I would assign a very large and growing sphere to pecuniary valuation, but we cannot be too clear in affirming that even at its best and largest it can never be an adequate basis for general social organization. It is an institution, like another, having important functions but requiring, like all institutions, to be brought under rational control by the aid of a comprehensive sociology, ethics, and politics. It has no charter of autonomy, no right to exemption from social control.
Thus even if market values were the best possible of their kind, we could not commit the social system to their charge, and still less can we do so when the value institution, owing to rapid and one-sided growth, is in a somewhat confused and demoralized condition. Bearing with it not only the general inheritance of human imperfection but also the special sins of a narrow and somewhat inhuman commercialism, it by no means reflects life in that broad way in which a market, with all its limitations, might reflect it. The higher values remain for the most part untranslated, even though translatable, and the material and technical aspects of the process have acquired an undue ascendancy. In general this institution, like others that might be named, is in such a condition that its estimates are no trustworthy expression of the public mind.

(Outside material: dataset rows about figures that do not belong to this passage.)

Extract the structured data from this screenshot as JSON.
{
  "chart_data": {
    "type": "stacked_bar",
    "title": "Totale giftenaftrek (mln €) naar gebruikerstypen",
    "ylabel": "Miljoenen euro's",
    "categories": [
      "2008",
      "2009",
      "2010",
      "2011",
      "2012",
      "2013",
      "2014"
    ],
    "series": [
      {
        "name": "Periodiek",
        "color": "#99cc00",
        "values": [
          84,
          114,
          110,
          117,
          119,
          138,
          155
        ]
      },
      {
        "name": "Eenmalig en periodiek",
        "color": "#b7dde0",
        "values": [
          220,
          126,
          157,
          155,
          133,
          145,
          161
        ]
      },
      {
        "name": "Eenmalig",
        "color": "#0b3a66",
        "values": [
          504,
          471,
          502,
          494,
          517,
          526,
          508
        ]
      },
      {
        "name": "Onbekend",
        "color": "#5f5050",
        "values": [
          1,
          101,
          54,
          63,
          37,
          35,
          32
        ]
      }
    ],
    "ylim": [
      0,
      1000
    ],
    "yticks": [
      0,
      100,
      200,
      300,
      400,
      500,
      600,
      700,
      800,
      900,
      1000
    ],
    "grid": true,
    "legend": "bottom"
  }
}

Having in mind these general limitations upon the sphere of pecuniary value, let us consider it more particularly as a motive to stimulate and guide the work of the individual. For this purpose we may distinguish it broadly from the need of self-expression, using the latter comprehensively to include all other influences that urge one to productive work. Among these would be emulation and ambition, the need of activity for its own sake, the love of workmanship and creation, the impulse to assert one’s individuality, and the desire to serve the social whole. Such motives enter intimately into one’s self-consciousness and may, for our present purpose, be included under the need of self-expression.